Passing through a communicating door, the visitor enters the original Transept chapels - now for the time being, combined to form one chapel of which the most distinguished feature is the fine groined roof. This again shows vestiges of polychrome decoration, and it requires quite an effort of the imagination to clothe the present-day stone with the brilliant colour that it must once have borne. In these two aisles there is also the same contrast between the plain treatment of the north and the decorativeness of the south that we saw in the Transepts themselves, and in the later work of the south aisle there is a wealth of interest and excitement in the unexpectedly vivid carving and ornamentation of the architectural detail. The east walls of these aisles must originally have formed the reredos behind the altars of the side chapels, and it is no surprise therefore to find faint survivals of mural decorations here too; at the south-east corner the subject matter can perhaps be identified as a portrayal of St. John the Baptist.

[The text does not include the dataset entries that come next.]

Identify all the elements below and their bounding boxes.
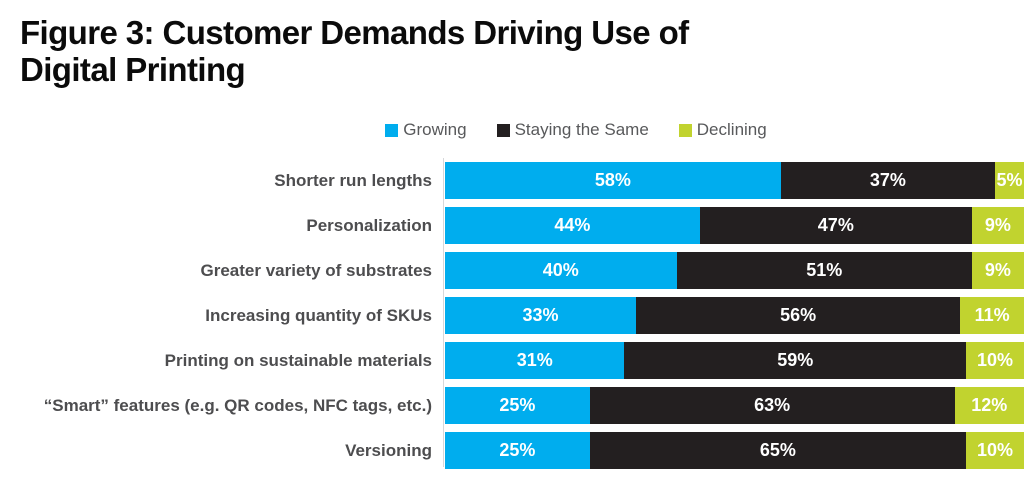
y-axis-line bbox=[443, 158, 444, 467]
bar-segment-staying-the-same: 56% bbox=[636, 297, 961, 334]
bar-segment-growing: 25% bbox=[445, 432, 590, 469]
figure-title: Figure 3: Customer Demands Driving Use o… bbox=[20, 14, 1024, 88]
legend-label: Staying the Same bbox=[514, 120, 649, 139]
stacked-bar: 25% 65% 10% bbox=[445, 432, 1024, 469]
segment-value-label: 12% bbox=[971, 395, 1008, 415]
legend-swatch-declining bbox=[678, 123, 692, 137]
segment-value-label: 65% bbox=[759, 440, 796, 460]
bar-segment-growing: 58% bbox=[445, 162, 781, 199]
legend-item-growing: Growing bbox=[385, 120, 467, 140]
segment-value-label: 5% bbox=[996, 170, 1023, 190]
category-label: “Smart” features (e.g. QR codes, NFC tag… bbox=[43, 395, 432, 415]
bar-segment-growing: 33% bbox=[445, 297, 637, 334]
figure-title-line-2: Digital Printing bbox=[20, 51, 246, 88]
category-label: Versioning bbox=[345, 440, 432, 460]
segment-value-label: 59% bbox=[777, 350, 814, 370]
bar-row: Shorter run lengths 58% 37% 5% bbox=[0, 158, 1024, 203]
legend-label: Growing bbox=[403, 120, 467, 139]
bar-segment-staying-the-same: 63% bbox=[589, 387, 955, 424]
stacked-bar: 33% 56% 11% bbox=[445, 297, 1024, 334]
bar-segment-staying-the-same: 59% bbox=[624, 342, 967, 379]
stacked-bar: 40% 51% 9% bbox=[445, 252, 1024, 289]
legend-item-staying-the-same: Staying the Same bbox=[496, 120, 649, 140]
bar-segment-declining: 11% bbox=[960, 297, 1024, 334]
bar-row: Greater variety of substrates 40% 51% 9% bbox=[0, 248, 1024, 293]
bar-segment-staying-the-same: 65% bbox=[589, 432, 967, 469]
category-label: Personalization bbox=[306, 215, 432, 235]
segment-value-label: 40% bbox=[542, 260, 579, 280]
category-label: Shorter run lengths bbox=[274, 170, 432, 190]
legend-swatch-staying-the-same bbox=[496, 123, 510, 137]
bar-segment-declining: 10% bbox=[966, 342, 1024, 379]
segment-value-label: 10% bbox=[977, 350, 1014, 370]
segment-value-label: 9% bbox=[984, 260, 1011, 280]
stacked-bar: 58% 37% 5% bbox=[445, 162, 1024, 199]
segment-value-label: 33% bbox=[522, 305, 559, 325]
bar-segment-declining: 5% bbox=[995, 162, 1024, 199]
bar-row: Personalization 44% 47% 9% bbox=[0, 203, 1024, 248]
segment-value-label: 25% bbox=[499, 395, 536, 415]
bar-segment-declining: 9% bbox=[971, 252, 1024, 289]
category-label: Printing on sustainable materials bbox=[164, 350, 432, 370]
chart-legend: Growing Staying the Same Declining bbox=[64, 120, 1024, 140]
category-label: Greater variety of substrates bbox=[200, 260, 433, 280]
bar-segment-declining: 12% bbox=[954, 387, 1024, 424]
segment-value-label: 31% bbox=[516, 350, 553, 370]
stacked-bar-chart: Shorter run lengths 58% 37% 5% Personalizati… bbox=[0, 158, 1024, 473]
figure-title-line-1: Figure 3: Customer Demands Driving Use o… bbox=[20, 14, 689, 51]
bar-segment-staying-the-same: 47% bbox=[699, 207, 972, 244]
segment-value-label: 56% bbox=[780, 305, 817, 325]
stacked-bar: 31% 59% 10% bbox=[445, 342, 1024, 379]
segment-value-label: 44% bbox=[554, 215, 591, 235]
category-label: Increasing quantity of SKUs bbox=[205, 305, 432, 325]
bar-segment-growing: 31% bbox=[445, 342, 625, 379]
segment-value-label: 63% bbox=[754, 395, 791, 415]
bar-row: Versioning 25% 65% 10% bbox=[0, 428, 1024, 473]
figure-page: Figure 3: Customer Demands Driving Use o… bbox=[0, 14, 1024, 485]
legend-label: Declining bbox=[696, 120, 767, 139]
segment-value-label: 11% bbox=[974, 305, 1010, 325]
bar-segment-staying-the-same: 37% bbox=[780, 162, 996, 199]
legend-item-declining: Declining bbox=[678, 120, 767, 140]
bar-segment-declining: 10% bbox=[966, 432, 1024, 469]
stacked-bar: 44% 47% 9% bbox=[445, 207, 1024, 244]
stacked-bar: 25% 63% 12% bbox=[445, 387, 1024, 424]
bar-segment-growing: 25% bbox=[445, 387, 590, 424]
bar-segment-growing: 40% bbox=[445, 252, 677, 289]
bar-segment-growing: 44% bbox=[445, 207, 700, 244]
segment-value-label: 9% bbox=[984, 215, 1011, 235]
segment-value-label: 51% bbox=[806, 260, 843, 280]
bar-segment-declining: 9% bbox=[971, 207, 1024, 244]
segment-value-label: 58% bbox=[594, 170, 631, 190]
legend-swatch-growing bbox=[385, 123, 399, 137]
segment-value-label: 37% bbox=[869, 170, 906, 190]
segment-value-label: 47% bbox=[817, 215, 854, 235]
segment-value-label: 25% bbox=[499, 440, 536, 460]
bar-segment-staying-the-same: 51% bbox=[676, 252, 972, 289]
bar-row: “Smart” features (e.g. QR codes, NFC tag… bbox=[0, 383, 1024, 428]
bar-row: Increasing quantity of SKUs 33% 56% 11% bbox=[0, 293, 1024, 338]
segment-value-label: 10% bbox=[977, 440, 1014, 460]
bar-row: Printing on sustainable materials 31% 59% 1… bbox=[0, 338, 1024, 383]
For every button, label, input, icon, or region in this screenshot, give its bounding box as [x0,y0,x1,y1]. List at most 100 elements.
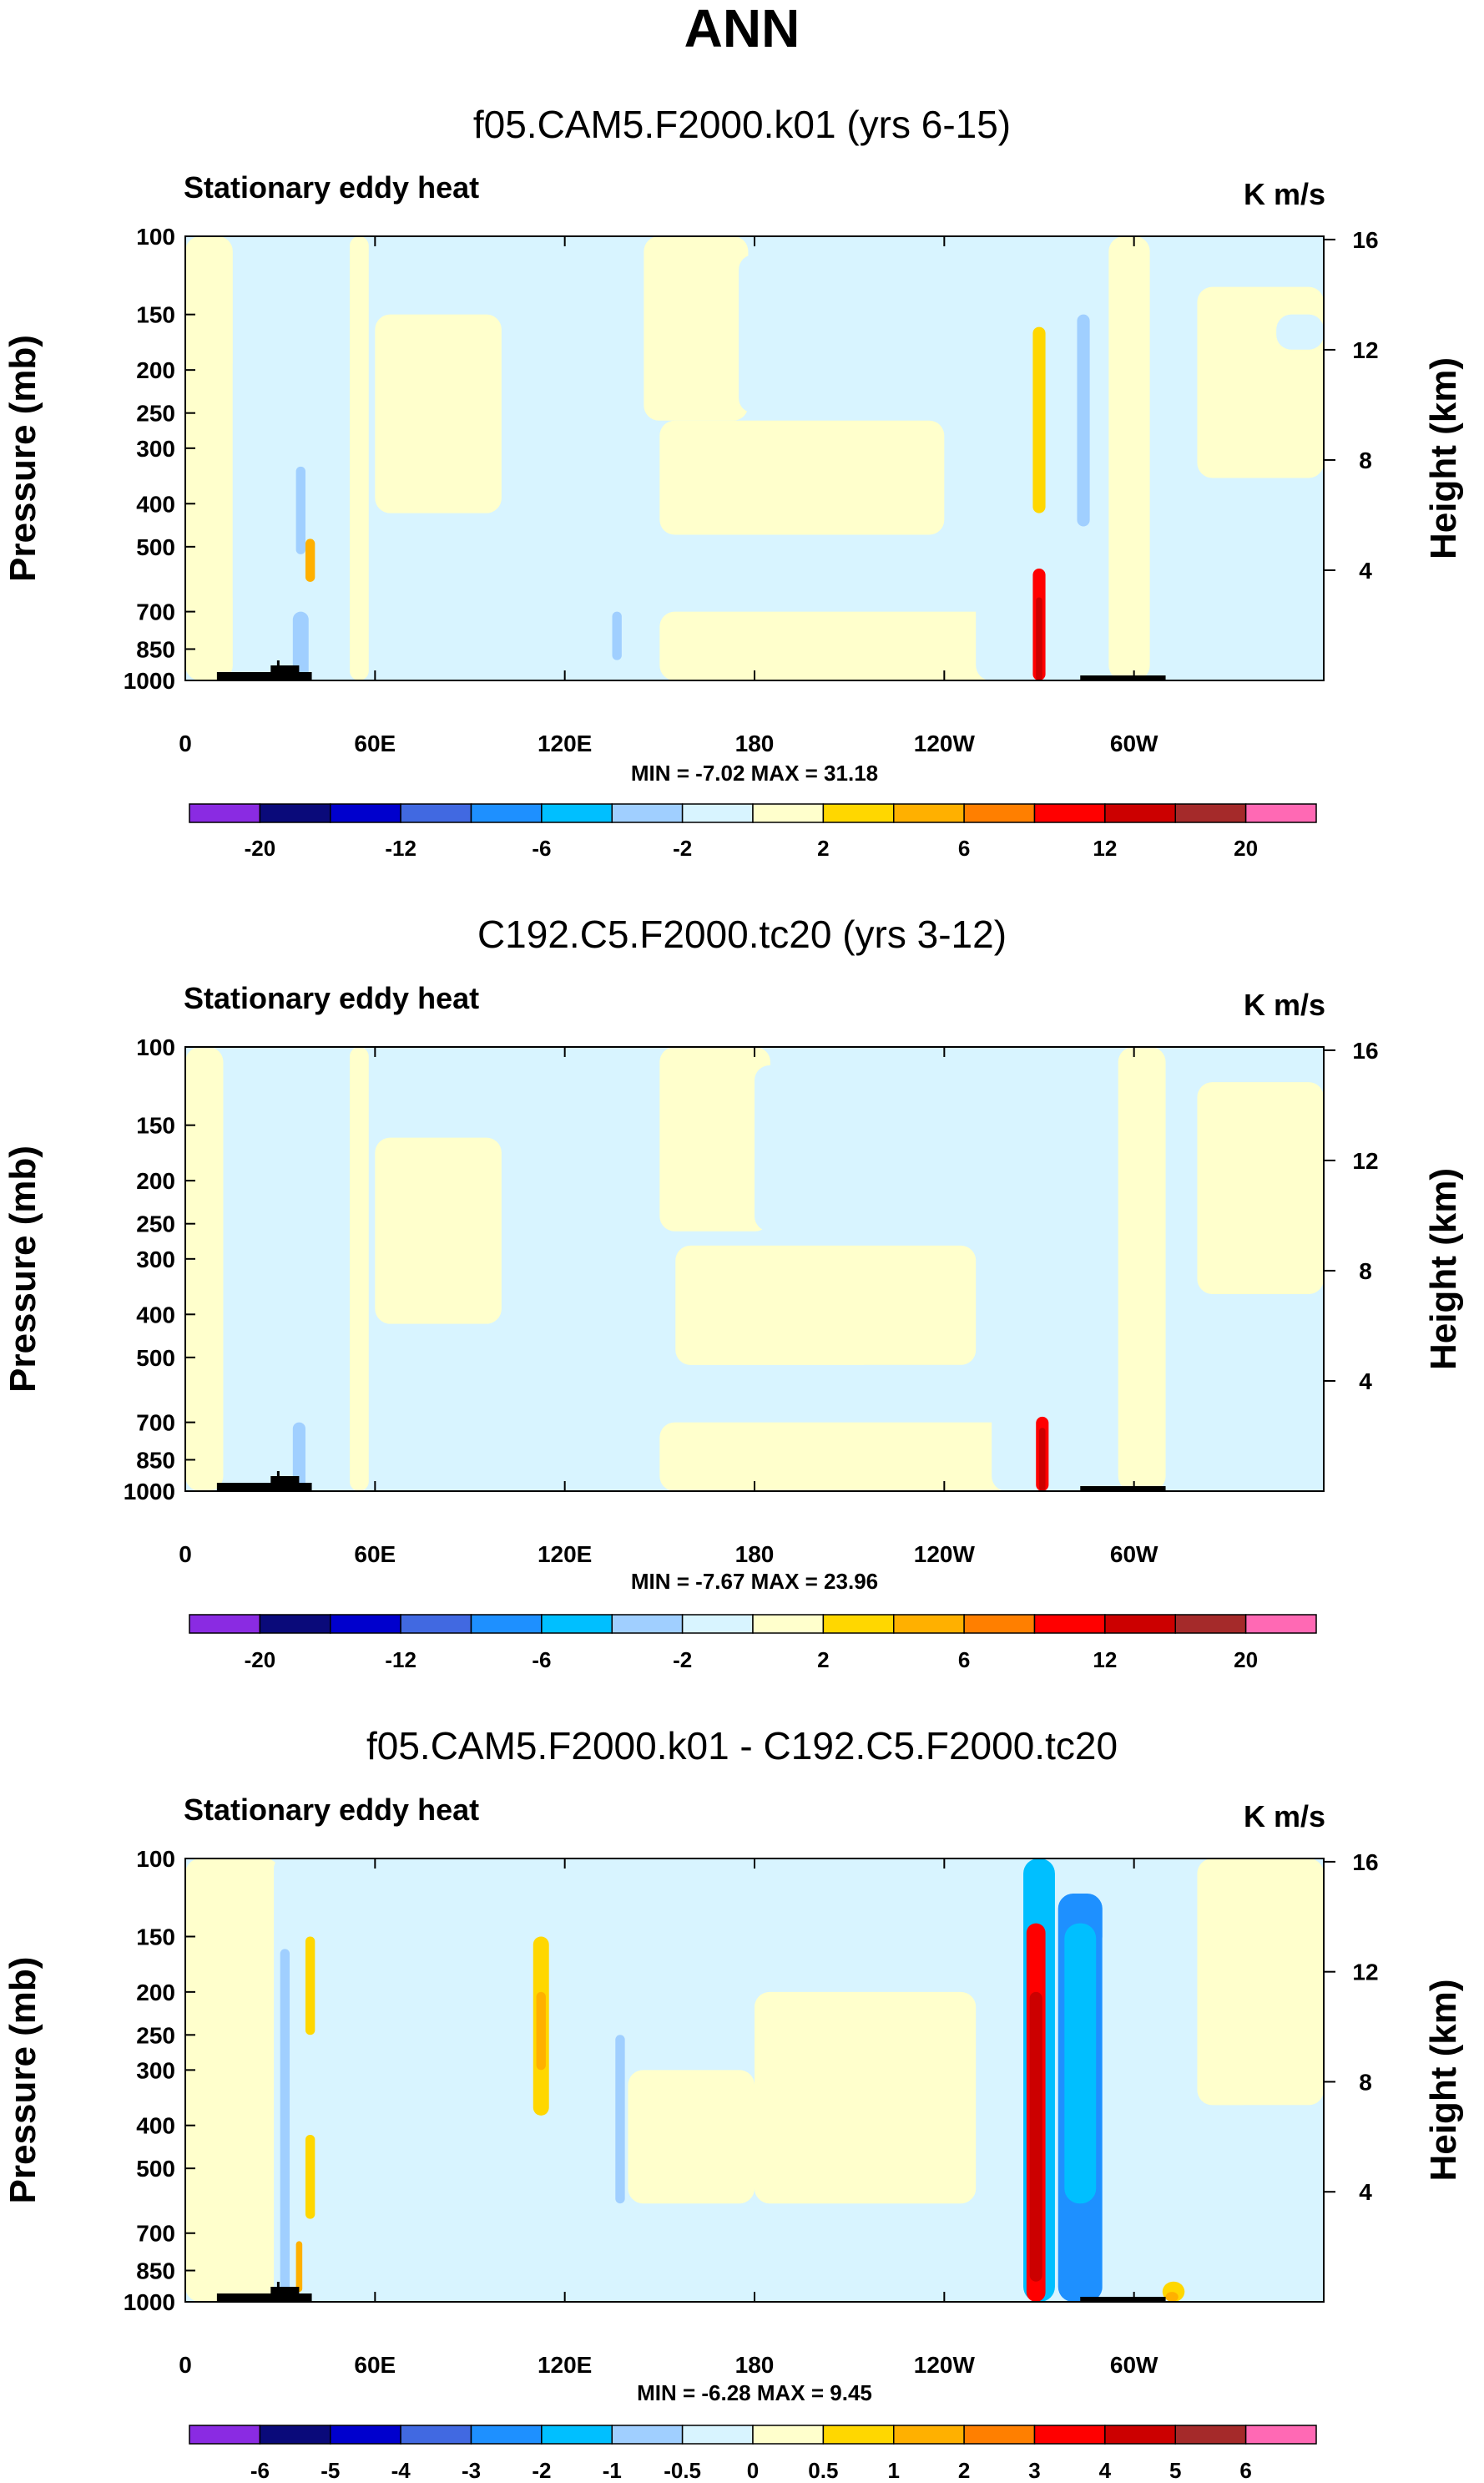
colorbar-box [400,1614,472,1634]
y-tick-label: 200 [136,1980,175,2005]
colorbar-box [963,1614,1036,1634]
field-contour [1276,314,1324,350]
colorbar-label: -3 [462,2458,481,2483]
y-axis-title: Pressure (mb) [3,335,43,582]
y-right-tick-label: 16 [1352,1849,1378,1875]
y-tick-label: 1000 [124,668,175,694]
field-contour [675,1245,977,1365]
field-contour [1064,1923,1097,2204]
colorbar-label: -1 [603,2458,622,2483]
colorbar-label: -20 [245,836,276,861]
colorbar-box [330,1614,401,1634]
colorbar-box [541,803,613,823]
colorbar-box [752,803,825,823]
x-tick-label: 180 [735,731,775,756]
colorbar-box [893,2425,965,2445]
y-tick-label: 200 [136,357,175,383]
colorbar-box [1244,803,1317,823]
colorbar-box [1174,803,1247,823]
field-contour [770,2218,961,2302]
panel-variable-label: Stationary eddy heat [184,981,479,1015]
field-contour [1077,314,1090,527]
y-tick-label: 500 [136,534,175,560]
colorbar-label: -6 [532,1647,551,1672]
y-tick-label: 400 [136,2113,175,2139]
x-tick-label: 120E [538,2352,592,2378]
panel-units-label: K m/s [1244,177,1325,211]
colorbar-label: 3 [1028,2458,1040,2483]
x-tick-label: 0 [179,731,192,756]
y-tick-label: 200 [136,1168,175,1194]
field-contour [1197,1082,1324,1294]
colorbar-box [189,1614,261,1634]
colorbar-label: -5 [321,2458,340,2483]
y-tick-label: 250 [136,1211,175,1237]
field-contour [739,255,961,413]
y-tick-label: 100 [136,224,175,250]
x-tick-label: 180 [735,2352,775,2378]
colorbar-label: -2 [673,1647,692,1672]
y-tick-label: 400 [136,1302,175,1327]
field-contour [615,2035,625,2204]
y-right-axis-title: Height (km) [1423,357,1464,559]
colorbar-label: 0.5 [808,2458,838,2483]
colorbar-box [1244,1614,1317,1634]
field-contour [1229,2105,1324,2204]
colorbar-label: 6 [958,1647,970,1672]
colorbar-label: -0.5 [664,2458,701,2483]
y-right-tick-label: 12 [1352,1960,1378,1985]
field-contour [1039,1428,1046,1491]
field-contour [185,1047,224,1491]
field-contour [817,539,945,594]
x-tick-label: 60E [354,731,396,756]
field-contour [295,466,305,554]
field-contour [1036,597,1042,680]
x-tick-label: 180 [735,1541,775,1567]
y-right-axis-title: Height (km) [1423,1980,1464,2182]
x-tick-label: 0 [179,2352,192,2378]
field-patches [185,236,1324,680]
field-contour [659,420,945,535]
colorbar-label: -6 [250,2458,270,2483]
topography-south-america [1080,1486,1166,1491]
field-contour [533,1047,597,1491]
colorbar-box [1033,1614,1106,1634]
colorbar-label: 2 [958,2458,970,2483]
x-tick-label: 60W [1110,1541,1158,1567]
y-right-tick-label: 12 [1352,1148,1378,1174]
colorbar-label: 1 [888,2458,900,2483]
panel-1: f05.CAM5.F2000.k01 (yrs 6-15) Stationary … [3,103,1464,861]
field-contour [375,1137,502,1324]
y-tick-label: 100 [136,1846,175,1872]
field-contour [232,349,280,612]
x-tick-label: 120W [914,731,976,756]
panel-variable-label: Stationary eddy heat [184,170,479,205]
colorbar-box [1104,803,1176,823]
colorbar-box [822,1614,895,1634]
colorbar-box [1174,1614,1247,1634]
field-patches [185,1047,1324,1491]
y-tick-label: 150 [136,302,175,328]
field-contour [536,1991,546,2071]
field-contour [755,1065,961,1231]
y-tick-label: 1000 [124,2289,175,2315]
colorbar-box [681,1614,754,1634]
topography-africa [216,2293,312,2302]
topography-east-africa [270,2287,300,2302]
colorbar-label: 6 [1239,2458,1251,2483]
topography-south-america [1080,2297,1166,2302]
colorbar-box [541,1614,613,1634]
field-contour [1029,1991,1042,2282]
x-tick-label: 60W [1110,731,1158,756]
x-tick-label: 0 [179,1541,192,1567]
colorbar-box [330,2425,401,2445]
field-contour [295,2241,303,2293]
field-contour [1032,326,1046,513]
field-contour [1197,1858,1324,2106]
colorbar-label: -20 [245,1647,276,1672]
colorbar-label: 12 [1093,1647,1117,1672]
colorbar-box [1244,2425,1317,2445]
field-contour [849,1364,977,1423]
colorbar-label: 5 [1169,2458,1181,2483]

At this south end of the Transept Aisles a squint allows a view of the altar of the Lady Chapel and may have been inserted here after the fire of 1390. The walls of this squint also are covered with fresco and the small columns on either side are worthy of notice for their curious asymmetry, two having plain capitals, another carved with foliage and the fourth with the figures of two angels.
Before we leave the aisles we should notice the fine stained glass window on the themes of The Visitation and The Lamb of God.